Les personnages sont investis d’une croyance folle mais «  qu’est-ce qui est le plus fou? Croire qu’il peut y avoir des présences toutes proches dont nous ne savons rien? Ou abattre les derniers séquoias séculaires de la planète pour en faire des planches et des bardeaux? »

Mais des racines, du tronc, de la cime et des graines – titres des différentes parties du livre- l’arbre dans ses immenses variétés, ses innombrables ressources naturelles est le personnage principal de cet immense roman. Le moment le plus poignant n’est-il pas la mort de Mimas, un séquoia géant? 
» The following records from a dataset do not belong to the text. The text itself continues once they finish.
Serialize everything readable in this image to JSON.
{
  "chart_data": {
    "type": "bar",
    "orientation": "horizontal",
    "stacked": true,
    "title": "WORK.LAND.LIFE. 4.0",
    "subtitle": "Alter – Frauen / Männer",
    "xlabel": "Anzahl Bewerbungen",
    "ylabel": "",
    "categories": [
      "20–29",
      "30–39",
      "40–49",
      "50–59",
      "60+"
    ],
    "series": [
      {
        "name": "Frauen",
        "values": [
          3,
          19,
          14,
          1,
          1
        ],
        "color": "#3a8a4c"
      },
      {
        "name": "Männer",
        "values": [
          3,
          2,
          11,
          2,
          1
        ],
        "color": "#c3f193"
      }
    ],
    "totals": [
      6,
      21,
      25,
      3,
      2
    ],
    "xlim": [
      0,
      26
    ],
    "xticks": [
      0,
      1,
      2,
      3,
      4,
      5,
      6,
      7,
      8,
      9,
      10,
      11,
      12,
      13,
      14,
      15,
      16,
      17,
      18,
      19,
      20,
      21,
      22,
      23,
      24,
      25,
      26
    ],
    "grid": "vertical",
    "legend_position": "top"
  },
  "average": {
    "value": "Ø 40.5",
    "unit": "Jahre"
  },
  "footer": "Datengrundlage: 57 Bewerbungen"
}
Un roman ambitieux, passionnant parfaitement construit qui, je l’espère, permettra d’avoir un autre regard sur ces vénérables bienfaiteurs que sont les arbres.

Je remercie Léa et les Editions du Cherche Midi qui m’ont permis de lire ce roman dans le cadre du Picabo River Book Club.

 

Auteur

contact@surlaroutedejostein.fr

Commentaires

21 septembre 2018 à 18 h 57 min

Donc toi aussi tu conseilles… je garde dans un coin de ma liste de souhaits, alors.



    22 septembre 2018 à 9 h 45 min

    Oui! Ce n’est pas une lecture facile. C’est un pavé (caché car les pages sont hautes et larges). Le côté Nouvelles au départ est un peu décourageant mais nécessaire. Mais c’est un sujet essentiel fort bien traité



21 septembre 2018 à 22 h 32 min

Moi qui suit entourée de forêts, je devrais aimer ce livre. Je le note





24 septembre 2018 à 13 h 16 min

Son tout premier roman traduit m’était tombé des mains, alors j’hésite beaucoup à lire celui-ci.